Indeed, there is no way to indicate that the module signature B. After some googling, I found out that this is indeed one of the limitations of the module system of OCaml. As a workaround, I tried encapsulating the signature into a wrapper module for B’s signature, that I defined mutually recursively with A as follows:

module rec A :
functor (B : B_wrapper.S)  -> sig
  type t
  val to_b : t -> B.t
end
= 
functor (B : B_wrapper.S) -> struct
  type t = int
  let to_b = assert false
end
and B_wrapper :
sig
  module type S = sig
      type t
      val to_a : t -> A(S).t
    end
end =
  struct
    module type S = sig
      type t
      val to_a : t -> A(S).t
    end
  end

This still doesn’t compile, with the following error message

2 | functor (B : B_wrapper.S)  -> sig
                 ^^^^^^^^^^^
Error: Illegal recursive module reference

I understand that the recursive schemes are guarded to prevent inconsistent schemes, but in my case I am pretty sure that what I am doing is in fact consistent.
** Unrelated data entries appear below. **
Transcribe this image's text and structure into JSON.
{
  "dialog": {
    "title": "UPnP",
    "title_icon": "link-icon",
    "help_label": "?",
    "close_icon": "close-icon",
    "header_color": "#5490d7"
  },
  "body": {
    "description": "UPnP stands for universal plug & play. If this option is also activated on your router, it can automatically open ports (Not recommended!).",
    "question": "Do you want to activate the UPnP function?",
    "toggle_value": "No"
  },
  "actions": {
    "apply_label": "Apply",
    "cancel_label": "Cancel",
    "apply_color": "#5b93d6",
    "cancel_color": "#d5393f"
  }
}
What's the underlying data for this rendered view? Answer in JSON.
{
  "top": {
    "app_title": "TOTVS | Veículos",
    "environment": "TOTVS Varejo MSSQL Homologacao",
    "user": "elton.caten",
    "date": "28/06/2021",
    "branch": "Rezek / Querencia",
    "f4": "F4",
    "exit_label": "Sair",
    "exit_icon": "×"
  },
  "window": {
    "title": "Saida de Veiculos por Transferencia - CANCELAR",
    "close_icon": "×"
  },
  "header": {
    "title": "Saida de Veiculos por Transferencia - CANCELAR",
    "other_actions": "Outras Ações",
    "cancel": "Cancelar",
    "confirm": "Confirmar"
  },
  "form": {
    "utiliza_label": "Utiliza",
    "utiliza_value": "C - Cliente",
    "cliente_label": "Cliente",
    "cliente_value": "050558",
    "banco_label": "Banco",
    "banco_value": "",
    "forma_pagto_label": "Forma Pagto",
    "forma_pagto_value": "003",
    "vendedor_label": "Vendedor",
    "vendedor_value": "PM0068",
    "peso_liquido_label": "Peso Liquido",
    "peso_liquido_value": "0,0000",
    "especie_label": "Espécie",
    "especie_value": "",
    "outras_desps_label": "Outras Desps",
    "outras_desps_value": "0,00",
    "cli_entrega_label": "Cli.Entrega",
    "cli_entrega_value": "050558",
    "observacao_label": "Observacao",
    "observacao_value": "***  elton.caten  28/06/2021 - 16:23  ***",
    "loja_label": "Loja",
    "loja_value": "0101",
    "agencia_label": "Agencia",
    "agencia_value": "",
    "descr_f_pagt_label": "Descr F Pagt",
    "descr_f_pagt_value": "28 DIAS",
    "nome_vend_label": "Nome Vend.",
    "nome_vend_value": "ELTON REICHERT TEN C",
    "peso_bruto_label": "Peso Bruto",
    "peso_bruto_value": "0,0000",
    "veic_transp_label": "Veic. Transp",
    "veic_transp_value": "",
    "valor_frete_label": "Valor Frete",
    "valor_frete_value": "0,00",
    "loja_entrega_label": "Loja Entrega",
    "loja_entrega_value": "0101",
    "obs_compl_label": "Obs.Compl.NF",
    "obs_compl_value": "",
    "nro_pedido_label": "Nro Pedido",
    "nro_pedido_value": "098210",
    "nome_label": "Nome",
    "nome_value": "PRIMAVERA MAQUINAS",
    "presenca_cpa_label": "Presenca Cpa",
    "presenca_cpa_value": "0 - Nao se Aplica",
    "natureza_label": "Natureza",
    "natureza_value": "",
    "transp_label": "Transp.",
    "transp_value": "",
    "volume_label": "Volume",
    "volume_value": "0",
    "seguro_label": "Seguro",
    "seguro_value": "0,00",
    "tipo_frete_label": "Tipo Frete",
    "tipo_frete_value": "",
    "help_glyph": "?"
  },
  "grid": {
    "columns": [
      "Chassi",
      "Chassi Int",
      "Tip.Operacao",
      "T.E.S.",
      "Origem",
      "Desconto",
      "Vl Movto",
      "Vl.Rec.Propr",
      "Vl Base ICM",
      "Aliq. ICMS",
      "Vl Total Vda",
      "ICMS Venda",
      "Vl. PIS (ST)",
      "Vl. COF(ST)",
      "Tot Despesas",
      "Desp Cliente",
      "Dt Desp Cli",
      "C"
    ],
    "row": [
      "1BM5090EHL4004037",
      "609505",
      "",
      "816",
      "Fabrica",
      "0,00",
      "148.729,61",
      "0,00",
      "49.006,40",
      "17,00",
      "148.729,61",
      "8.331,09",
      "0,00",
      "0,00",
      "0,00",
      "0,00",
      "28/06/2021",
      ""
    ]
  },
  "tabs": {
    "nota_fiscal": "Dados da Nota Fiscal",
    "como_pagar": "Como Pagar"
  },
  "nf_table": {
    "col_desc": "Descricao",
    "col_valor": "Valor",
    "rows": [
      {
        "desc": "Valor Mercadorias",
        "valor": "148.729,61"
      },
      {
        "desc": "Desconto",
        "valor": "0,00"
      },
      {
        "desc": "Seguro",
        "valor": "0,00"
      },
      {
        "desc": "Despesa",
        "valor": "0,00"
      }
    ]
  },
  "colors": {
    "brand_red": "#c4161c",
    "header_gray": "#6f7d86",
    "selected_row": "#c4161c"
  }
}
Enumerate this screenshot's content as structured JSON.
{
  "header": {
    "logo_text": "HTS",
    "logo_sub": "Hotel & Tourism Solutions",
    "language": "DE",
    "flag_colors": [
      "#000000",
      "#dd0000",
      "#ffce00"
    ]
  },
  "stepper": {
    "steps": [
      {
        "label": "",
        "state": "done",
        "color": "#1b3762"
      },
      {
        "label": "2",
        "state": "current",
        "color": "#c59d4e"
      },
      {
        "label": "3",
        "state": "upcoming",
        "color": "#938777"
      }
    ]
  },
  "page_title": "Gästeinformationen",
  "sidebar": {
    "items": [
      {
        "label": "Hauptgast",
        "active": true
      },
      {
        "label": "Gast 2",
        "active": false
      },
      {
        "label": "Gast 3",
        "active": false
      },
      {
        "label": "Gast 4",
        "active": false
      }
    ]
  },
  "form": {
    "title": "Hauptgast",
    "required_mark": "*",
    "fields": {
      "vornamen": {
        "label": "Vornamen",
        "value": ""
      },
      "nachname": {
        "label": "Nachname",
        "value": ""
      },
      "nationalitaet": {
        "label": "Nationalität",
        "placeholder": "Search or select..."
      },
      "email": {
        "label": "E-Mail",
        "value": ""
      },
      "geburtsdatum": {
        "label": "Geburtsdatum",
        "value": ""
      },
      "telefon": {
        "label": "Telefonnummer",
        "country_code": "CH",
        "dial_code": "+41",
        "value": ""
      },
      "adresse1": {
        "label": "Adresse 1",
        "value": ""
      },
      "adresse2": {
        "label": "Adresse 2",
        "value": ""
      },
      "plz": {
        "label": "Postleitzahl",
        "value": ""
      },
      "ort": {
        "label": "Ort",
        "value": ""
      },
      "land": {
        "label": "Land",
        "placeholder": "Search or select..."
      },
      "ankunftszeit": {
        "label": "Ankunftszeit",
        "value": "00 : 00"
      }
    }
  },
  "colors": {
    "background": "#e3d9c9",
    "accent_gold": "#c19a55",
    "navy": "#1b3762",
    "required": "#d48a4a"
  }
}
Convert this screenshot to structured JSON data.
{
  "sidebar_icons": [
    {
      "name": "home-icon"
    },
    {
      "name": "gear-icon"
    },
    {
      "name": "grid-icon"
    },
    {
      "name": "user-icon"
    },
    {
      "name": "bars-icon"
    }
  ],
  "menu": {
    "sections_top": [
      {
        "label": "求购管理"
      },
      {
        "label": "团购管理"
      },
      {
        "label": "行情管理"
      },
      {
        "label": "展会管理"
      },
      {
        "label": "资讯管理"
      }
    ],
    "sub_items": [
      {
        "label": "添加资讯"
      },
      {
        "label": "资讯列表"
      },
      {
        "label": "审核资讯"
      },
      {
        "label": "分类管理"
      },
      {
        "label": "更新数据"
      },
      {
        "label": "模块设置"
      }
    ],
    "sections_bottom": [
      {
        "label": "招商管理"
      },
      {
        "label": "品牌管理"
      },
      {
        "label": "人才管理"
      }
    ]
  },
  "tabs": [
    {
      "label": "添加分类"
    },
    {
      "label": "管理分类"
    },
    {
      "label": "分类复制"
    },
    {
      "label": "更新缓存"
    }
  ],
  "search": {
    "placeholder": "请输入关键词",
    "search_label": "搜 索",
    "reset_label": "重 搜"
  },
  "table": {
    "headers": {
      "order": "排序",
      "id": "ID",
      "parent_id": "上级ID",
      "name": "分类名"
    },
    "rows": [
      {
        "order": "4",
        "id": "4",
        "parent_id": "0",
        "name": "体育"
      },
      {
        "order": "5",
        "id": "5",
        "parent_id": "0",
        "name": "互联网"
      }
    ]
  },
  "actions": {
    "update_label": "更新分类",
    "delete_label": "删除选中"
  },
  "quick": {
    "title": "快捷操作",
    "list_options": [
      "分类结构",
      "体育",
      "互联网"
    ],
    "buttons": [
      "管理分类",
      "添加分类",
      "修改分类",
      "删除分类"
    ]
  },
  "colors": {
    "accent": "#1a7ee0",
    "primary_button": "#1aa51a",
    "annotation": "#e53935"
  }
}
Indeed, I have a version of this working perfectly well when all the modules are mutually recursive. Is there a standard way to achieve what I am trying to do, or a workaround for that kind of scenario?

It’s rare to really need recursive modules, if you can share more code we could advice if they are worth the trouble…

Otherwise, it should be possible to break down the issue in two steps:

module A (B : sig type t end) = struct
  type t = Wrap of B.t

  module Make (Bfun : sig val to_a : B.t -> t end) : sig
    val to_b : t -> B.t
  end = struct
    let to_b (Wrap b) = b
  end
end

module A_int = A (struct type t = int end)
module A_fun = A_int.Make (struct let to_a b = A_int.Wrap b end)

Thanks a lot, I could adapt your suggestion to my case and achieve what I wanted.

For context, this is for the following project: GitHub - thibautbenjamin/catt: Coherence typechecker for infinity categories, which is a type checker for a custom dependent type theory, that serves as a sort of proof assistant. I am using mutually recursive modules, each one with an abstract datatype, to represent the contexts/types/terms and substitutions in the theory that have been verified by the system. I have also a module defining the syntax of my language before going through the type checking. However, this syntax allows to carry some chunks that were verified, and so I was defining it mutually recursively with the other modules. With your trick, I managed to separate the unchecked syntax from the other module.